One line of defense has been to only make MPU settings accessible from a secure operating mode such as ARM’s TrustZone. Theoretically, a task could only enter this privileged mode by presenting a valid credential, But as publicity about the Meltdown and Spectre vulnerabilities has shown, and as previous, less publicized incidents of attacks through hypervisors had warned, even secure execution modes can be compromised.
Such risks have led some developers to turn to embedded monitoring hardware in the SoC. Monitors on cache and system busses, DRAM controllers, and NoCs can be another line of defense, continuously validating that a task or peripheral is staying within the bounds of its assigned memory.
If we generalize this notion of monitoring the system for forbidden sequences of states, we get a much more powerful idea. Embedded monitoring, if it comprehends the state of the entire SoC, could recognize when the system is about to do something physically dangerous—like move a tool into an unsecured area or close a switch in an AC power grid without checking for phase matching—and could force the system into a safe state. This ability to anticipate and avoid bad outcomes is the essence of functional safety.
We have come full circle now, once again asking the embedded monitor to collect state information from all the significant blocks in the SoC, and to correlate this data into a coherent view of the chip’s overall state. We’ve seen that in some, but far from all, key blocks there is already circuitry in place to collect this data. It remains to bring the data together—a task that often cannot be relegated to software because of unpredictable latencies and contention for system resources, not to mention security questions.
We are left with the alternative of capturing the state in each significant block, time-stamping it at the source, and routing it to a central collection point using dedicated routing resources. The good news is that a number of vendors are working toward this goal.
One such effort is at ARM, where the CoreSight* developers, anticipating the challenges of multi-core debug, have extended the reach of their hardware-based tools across multiple instances of ARM* IP cores and busses. Another movement comes from the NoC vendors—for example, Arteris, Netspeed, and Sonics—who have a natural path to extend the profiling facilities already available in their endpoints and switches into a chip-wide state monitoring and reporting network.
A third source is an IP vendor dedicated to the problem, Ultra SoC. This company has developed the routing and collection stations to bring time-stamped state information together from across the SoC. They have developed gaskets to extract information from CoreSight and some other core vendors’ debug modules. And they are working with at least one NoC provider. Ultra SoC also develops visualization and analysis software so that state information uploaded from the SoC can be useful to humans.

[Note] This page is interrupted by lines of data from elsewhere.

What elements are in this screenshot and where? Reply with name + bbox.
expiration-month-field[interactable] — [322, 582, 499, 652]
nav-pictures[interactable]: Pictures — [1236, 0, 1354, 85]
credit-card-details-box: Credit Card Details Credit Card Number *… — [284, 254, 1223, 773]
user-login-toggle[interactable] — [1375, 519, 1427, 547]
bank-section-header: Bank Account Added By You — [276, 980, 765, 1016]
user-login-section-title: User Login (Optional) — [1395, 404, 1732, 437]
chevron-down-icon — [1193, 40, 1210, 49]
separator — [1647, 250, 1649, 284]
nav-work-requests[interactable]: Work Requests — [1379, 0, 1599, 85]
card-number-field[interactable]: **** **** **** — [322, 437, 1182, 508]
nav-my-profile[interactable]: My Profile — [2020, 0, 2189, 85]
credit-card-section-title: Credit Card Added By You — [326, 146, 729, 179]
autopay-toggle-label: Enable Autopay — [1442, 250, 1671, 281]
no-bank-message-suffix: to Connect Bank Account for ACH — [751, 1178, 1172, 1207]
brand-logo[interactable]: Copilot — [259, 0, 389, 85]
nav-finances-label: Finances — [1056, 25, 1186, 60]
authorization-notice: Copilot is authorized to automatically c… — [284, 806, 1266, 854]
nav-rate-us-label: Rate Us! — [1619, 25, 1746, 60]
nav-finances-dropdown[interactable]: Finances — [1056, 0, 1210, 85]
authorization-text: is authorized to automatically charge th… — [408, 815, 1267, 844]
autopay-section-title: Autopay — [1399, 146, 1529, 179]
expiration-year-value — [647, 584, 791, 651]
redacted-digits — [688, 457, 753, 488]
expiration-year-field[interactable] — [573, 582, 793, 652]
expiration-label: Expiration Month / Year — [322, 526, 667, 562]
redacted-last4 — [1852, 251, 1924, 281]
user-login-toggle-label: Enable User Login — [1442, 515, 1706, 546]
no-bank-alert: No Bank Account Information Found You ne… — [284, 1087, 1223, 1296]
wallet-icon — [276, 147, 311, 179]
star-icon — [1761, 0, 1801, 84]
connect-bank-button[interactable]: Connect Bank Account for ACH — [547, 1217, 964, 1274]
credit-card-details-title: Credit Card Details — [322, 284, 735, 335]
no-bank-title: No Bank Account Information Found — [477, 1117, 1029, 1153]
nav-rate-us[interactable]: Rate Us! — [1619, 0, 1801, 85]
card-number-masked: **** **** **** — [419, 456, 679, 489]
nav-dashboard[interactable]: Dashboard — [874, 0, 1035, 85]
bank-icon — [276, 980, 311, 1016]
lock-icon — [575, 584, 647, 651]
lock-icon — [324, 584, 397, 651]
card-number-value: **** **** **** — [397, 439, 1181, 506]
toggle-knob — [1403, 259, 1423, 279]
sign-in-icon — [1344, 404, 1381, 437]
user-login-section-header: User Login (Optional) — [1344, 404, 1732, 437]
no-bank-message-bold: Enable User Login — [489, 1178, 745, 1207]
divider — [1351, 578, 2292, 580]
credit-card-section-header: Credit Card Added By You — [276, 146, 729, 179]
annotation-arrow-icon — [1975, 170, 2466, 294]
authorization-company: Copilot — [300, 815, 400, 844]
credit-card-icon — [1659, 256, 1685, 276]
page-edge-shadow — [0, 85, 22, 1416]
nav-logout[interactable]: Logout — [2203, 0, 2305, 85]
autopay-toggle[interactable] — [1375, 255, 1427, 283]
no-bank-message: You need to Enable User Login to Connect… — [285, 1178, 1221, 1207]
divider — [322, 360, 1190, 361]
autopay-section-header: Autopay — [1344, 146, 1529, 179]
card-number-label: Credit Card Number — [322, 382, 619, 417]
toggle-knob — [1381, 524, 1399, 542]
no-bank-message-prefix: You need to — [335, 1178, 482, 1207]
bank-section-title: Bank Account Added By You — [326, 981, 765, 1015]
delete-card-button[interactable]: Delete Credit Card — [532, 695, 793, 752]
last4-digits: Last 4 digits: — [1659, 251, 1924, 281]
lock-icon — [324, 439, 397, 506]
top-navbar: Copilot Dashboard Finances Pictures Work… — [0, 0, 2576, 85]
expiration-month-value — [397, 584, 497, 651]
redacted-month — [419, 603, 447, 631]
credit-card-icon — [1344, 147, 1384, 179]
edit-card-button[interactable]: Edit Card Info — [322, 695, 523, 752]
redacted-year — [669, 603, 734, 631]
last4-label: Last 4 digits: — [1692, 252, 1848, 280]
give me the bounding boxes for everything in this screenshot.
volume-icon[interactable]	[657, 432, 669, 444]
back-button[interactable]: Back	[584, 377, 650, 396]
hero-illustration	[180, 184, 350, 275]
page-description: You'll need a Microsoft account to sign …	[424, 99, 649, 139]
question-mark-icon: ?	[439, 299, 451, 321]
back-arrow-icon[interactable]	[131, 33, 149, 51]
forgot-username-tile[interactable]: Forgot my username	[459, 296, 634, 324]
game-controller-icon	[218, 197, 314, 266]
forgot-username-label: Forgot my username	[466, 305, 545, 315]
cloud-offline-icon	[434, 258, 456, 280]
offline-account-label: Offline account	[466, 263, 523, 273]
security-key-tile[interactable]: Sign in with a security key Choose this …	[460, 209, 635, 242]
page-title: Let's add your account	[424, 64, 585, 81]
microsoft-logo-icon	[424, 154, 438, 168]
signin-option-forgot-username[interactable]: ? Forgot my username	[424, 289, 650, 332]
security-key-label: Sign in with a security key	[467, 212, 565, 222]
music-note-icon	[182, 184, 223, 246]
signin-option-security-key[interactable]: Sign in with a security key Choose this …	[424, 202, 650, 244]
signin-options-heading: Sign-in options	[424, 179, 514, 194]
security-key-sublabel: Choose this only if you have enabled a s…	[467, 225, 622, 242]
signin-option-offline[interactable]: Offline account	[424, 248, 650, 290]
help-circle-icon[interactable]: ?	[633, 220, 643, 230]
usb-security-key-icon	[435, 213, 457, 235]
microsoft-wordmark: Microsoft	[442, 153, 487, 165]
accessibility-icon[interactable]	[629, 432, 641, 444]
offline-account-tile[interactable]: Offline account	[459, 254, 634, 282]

That seems to be the current situation for commercial tools. There is still much to do in improving visibility into a wider range of processors. Ultra SoC is working with the RISC-V architecture, for instance, and there is obvious application to FPGA accelerators.
There are other kinds of system blocks for which there is no agreement about even what part of their internal state is relevant. And there are enticing questions. How much of the SoC’s internal state can be inferred from a few points rather than measured directly? Could the industry agree on a standard interface between processing elements and a monitoring network? Could some form of deep-learning network learn from masses of state data to infer root causes of failures, or to anticipate functional safety faults? There is much to do.